Spiral pizza loaf
12
Points®
Total time: 1 hr 5 min • Prep: 30 min • Cook: 35 min • Serves: 6 • Difficulty: Easy


Ingredients
Mushrooms
300 g, thinly sliced
White self-raising flour
1½ cup(s), (225g)
Wholemeal self-raising flour
½ cup(s), (80g)
Reduced fat oil spread
30 g
Skim milk
1 cup(s), (250ml)
Tomato paste
⅓ cup(s), (90g)
Garlic
1 clove(s), crushed
Shortcut bacon
135 g, (buy 6 x 25g slices), fat trimmed, thinly sliced
Dried herbs
1 tsp, mixed
Semi-dried tomatoes
60 g, finely chopped
Green capsicum
1 medium, finely chopped
Extra light cheddar cheese
1½ cup(s), grated, (180g)
Oil spray
1 x 3 second spray(s)
Instructions
1
Preheat oven to 200°C or 180°C fan-forced.
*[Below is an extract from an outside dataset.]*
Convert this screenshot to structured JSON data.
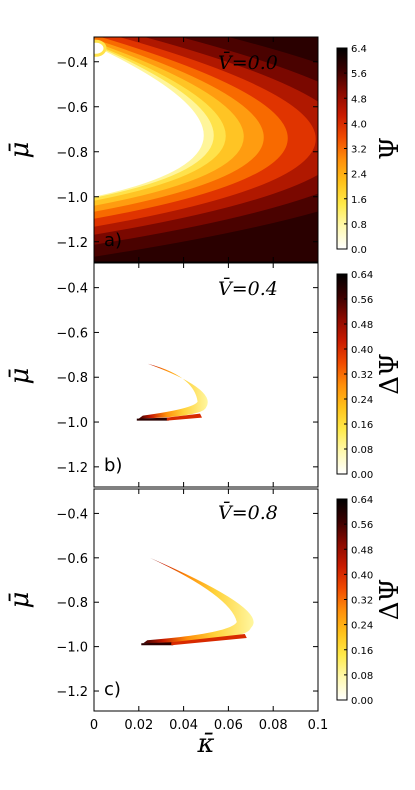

Line a baking tray with baking paper. Lightly spray a medium non-stick frying pan with oil and heat over medium-high heat. Cook mushrooms, stirring, for 3 minutes or until tender and any liquid has evaporated.
2
Sift flours into a large bowl. Using your fingertips, rub spread into flour until it resembles fine breadcrumbs. Stir in enough milk to form a soft dough. Reserve any remaining milk. Turn dough onto a lightly floured surface and knead until smooth.
3
Roll dough to form a 30cm x 35cm rectangle. Spread dough with paste and sprinkle with garlic, bacon, herbs, tomatoes, mushrooms and capsicum. Reserve 2 tablespoons cheese. Sprinkle remaining cheese over filling. Starting at 1 long end, roll into a log shape. Transfer to prepared tray.
4
Make small shallow cuts across the top of the dough. Brush with reserved milk, then sprinkle with reserved cheese. Bake for 30 minutes or until golden and cooked when tested with a skewer (see note). Serve warm or cold.